In his weekly Wensum column, Jim Harding looks back at childhood...

I don’t see much of my family these days as they’re spread far and wide both in this country and abroad. So when the opportunity to get together does come along it’s not to be missed. The conversations inevitably dwell on the past with different versions of ‘incidents’ being described.

My sister Kay is staying with us for a few days and I’ve found the chance to reminisce a bit of a goldmine. Knowing that my own memory has been adjudged to be vulnerable – whose isn’t? – I’m delighted to be reminded of childhood goings-on when the five of us were crammed together in a small semi-detached house on the outskirts of Woking.

Jim Harding's dad Charles Harding (far right) on duty with his Home Guard squad during the war years
Jim Harding's dad Charles Harding (far right) on duty with his Home Guard squad during the war years

The war was still in progress but soon to be ended which meant a slight easing of the restrictions which had become our ‘normal’ way of life. I was born in late 1942 and all us brothers and sisters were born within a year or two of each other. So war safety precautions were inevitable.

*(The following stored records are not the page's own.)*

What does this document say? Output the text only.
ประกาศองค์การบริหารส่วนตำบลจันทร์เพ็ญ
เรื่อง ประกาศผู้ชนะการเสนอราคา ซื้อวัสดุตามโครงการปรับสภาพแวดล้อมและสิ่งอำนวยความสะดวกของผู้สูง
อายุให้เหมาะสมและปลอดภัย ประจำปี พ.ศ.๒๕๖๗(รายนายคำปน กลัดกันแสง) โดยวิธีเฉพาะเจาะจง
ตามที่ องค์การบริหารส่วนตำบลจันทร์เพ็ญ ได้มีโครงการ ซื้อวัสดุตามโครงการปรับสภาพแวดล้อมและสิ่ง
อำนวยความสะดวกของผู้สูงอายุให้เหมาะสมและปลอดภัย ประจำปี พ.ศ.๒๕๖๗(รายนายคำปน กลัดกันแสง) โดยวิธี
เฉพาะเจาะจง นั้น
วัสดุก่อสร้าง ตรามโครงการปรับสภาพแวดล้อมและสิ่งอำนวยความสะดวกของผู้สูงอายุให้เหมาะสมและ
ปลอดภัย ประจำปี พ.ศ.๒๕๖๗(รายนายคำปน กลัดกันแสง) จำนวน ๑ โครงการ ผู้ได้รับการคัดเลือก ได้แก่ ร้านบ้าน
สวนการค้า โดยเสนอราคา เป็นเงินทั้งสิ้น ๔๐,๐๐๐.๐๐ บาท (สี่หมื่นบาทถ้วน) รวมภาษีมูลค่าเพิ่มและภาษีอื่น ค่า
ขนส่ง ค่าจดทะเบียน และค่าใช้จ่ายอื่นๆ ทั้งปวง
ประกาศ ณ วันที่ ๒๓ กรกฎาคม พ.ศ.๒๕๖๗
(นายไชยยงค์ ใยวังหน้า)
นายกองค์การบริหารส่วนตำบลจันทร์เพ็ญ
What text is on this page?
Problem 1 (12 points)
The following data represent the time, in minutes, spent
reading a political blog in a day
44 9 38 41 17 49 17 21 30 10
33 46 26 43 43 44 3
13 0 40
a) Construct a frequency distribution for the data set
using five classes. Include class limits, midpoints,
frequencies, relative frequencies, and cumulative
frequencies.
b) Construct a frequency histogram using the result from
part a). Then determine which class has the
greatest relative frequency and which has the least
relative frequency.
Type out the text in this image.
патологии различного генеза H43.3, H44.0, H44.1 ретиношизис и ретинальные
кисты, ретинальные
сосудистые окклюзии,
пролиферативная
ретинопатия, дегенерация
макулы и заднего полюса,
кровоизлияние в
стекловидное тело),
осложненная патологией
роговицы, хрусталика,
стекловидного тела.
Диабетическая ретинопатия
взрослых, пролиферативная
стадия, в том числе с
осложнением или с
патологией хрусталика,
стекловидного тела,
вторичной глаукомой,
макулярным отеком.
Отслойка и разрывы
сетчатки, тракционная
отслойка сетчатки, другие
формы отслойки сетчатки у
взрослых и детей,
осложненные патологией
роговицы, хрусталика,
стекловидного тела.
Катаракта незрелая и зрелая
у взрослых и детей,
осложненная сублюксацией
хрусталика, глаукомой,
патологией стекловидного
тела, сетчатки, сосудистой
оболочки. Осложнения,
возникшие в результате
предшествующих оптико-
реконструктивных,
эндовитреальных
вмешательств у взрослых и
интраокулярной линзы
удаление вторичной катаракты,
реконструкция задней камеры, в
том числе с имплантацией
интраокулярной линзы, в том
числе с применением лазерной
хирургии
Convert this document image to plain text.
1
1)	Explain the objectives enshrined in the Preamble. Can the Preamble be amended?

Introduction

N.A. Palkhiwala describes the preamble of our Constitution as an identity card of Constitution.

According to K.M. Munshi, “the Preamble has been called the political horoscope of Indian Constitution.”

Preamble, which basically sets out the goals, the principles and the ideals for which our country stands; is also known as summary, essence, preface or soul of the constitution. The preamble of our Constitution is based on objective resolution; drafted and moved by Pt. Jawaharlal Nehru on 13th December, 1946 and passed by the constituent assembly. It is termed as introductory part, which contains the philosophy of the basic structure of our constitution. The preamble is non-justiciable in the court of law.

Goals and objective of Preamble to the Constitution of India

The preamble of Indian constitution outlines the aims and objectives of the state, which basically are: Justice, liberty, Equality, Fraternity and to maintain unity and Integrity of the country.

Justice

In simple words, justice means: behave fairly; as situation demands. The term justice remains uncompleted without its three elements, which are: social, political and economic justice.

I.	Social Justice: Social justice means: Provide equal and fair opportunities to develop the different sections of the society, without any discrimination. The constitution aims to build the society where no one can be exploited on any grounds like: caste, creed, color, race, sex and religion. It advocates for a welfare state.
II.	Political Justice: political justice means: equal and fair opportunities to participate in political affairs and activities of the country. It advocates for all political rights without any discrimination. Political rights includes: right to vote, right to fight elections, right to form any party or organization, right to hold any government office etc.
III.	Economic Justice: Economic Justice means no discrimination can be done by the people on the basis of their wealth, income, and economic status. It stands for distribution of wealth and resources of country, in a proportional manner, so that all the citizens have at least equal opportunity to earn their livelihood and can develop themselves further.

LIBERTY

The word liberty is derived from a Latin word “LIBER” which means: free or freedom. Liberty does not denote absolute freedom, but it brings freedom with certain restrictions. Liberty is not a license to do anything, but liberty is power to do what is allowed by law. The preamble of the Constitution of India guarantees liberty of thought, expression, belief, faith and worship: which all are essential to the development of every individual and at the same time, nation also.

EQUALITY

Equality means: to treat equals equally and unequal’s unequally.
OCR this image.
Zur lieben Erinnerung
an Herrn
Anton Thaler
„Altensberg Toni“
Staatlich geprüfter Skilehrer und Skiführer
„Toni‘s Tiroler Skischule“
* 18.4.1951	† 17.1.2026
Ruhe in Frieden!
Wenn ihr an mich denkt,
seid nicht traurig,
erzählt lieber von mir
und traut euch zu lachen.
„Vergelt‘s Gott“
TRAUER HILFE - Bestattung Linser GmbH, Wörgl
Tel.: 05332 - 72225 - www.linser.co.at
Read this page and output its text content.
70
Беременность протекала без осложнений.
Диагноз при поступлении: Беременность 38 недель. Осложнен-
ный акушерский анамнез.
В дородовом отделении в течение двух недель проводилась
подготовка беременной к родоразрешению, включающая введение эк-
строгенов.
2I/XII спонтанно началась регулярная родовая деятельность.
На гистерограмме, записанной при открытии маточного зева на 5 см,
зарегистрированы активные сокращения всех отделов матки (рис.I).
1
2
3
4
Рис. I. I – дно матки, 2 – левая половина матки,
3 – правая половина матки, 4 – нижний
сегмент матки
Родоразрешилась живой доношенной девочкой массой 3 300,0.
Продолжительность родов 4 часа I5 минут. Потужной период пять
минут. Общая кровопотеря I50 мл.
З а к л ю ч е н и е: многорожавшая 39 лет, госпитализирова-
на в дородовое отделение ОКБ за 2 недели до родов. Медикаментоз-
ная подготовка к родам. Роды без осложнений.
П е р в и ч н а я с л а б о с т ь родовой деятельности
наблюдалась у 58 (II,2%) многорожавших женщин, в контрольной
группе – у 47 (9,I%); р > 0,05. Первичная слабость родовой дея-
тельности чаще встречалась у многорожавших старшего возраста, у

After the launch of the Anderson air raid shelter, designed mainly for outside use and not that popular, the Government turned to Home Secretary Herbert Morrison to come up with a more viable alternative. He commissioned what came to be known as the ‘Morrison’s Shelter’. This was made of heavy steel and could be put together and placed inside to be used as sleeping quarters at night or when air raids were signalled.

Its other benefit was that it could be used as a table. I was vividly reminded of this just recently when in conversation with my older brother Maurice. He was visiting us from his home in Princeton, New Jersey and, because he also likes writing and was at work on his personal memoir, decided a visit to the War Museum in London would be a good idea.

On display there was the self-same Morrison’s Shelter which produced in him a strong emotional reaction. He recalled sleeping in the shelter in the front room of our house – Woking was an important railway junction between Portsmouth and Waterloo - and was virtually in tears when recalling those times as a tender youngster.

The shelter could take two or three children but I have no memory at all of it being my temporary ‘bedroom’. But am grateful to know that our parents were doing what they could to protect us during that frightening period. I do remember the space underneath the stairs which was often half-full of bits and pieces and this refuge was often sought as a ‘next best’ retreat during air raids.

The alternative, not to my liking, was a heavyweight shelter on the field at the bottom of our garden. It stayed there long after the war was over and, probably as a dare, some of us used to find our way in and enjoy the echoes when we shouted. It was cold, dank and smelly, so hardly a sought-after playground.

As we were all so young during the war, I’m not sure the fear factor weighed heavily on our shoulders. And as my father was a railwayman he was invariably around between shifts working at the Woking station. He also served in the Home Guard which required frequent ‘patrols’ around our region. Adult concerns would have inevitably concentrated on the war but most of such conversations were probably way above our heads. In retrospect, we were lucky to have avoided serious conflict, to have had kind neighbours and parents who made sure we were kept warm, safe and well-fed.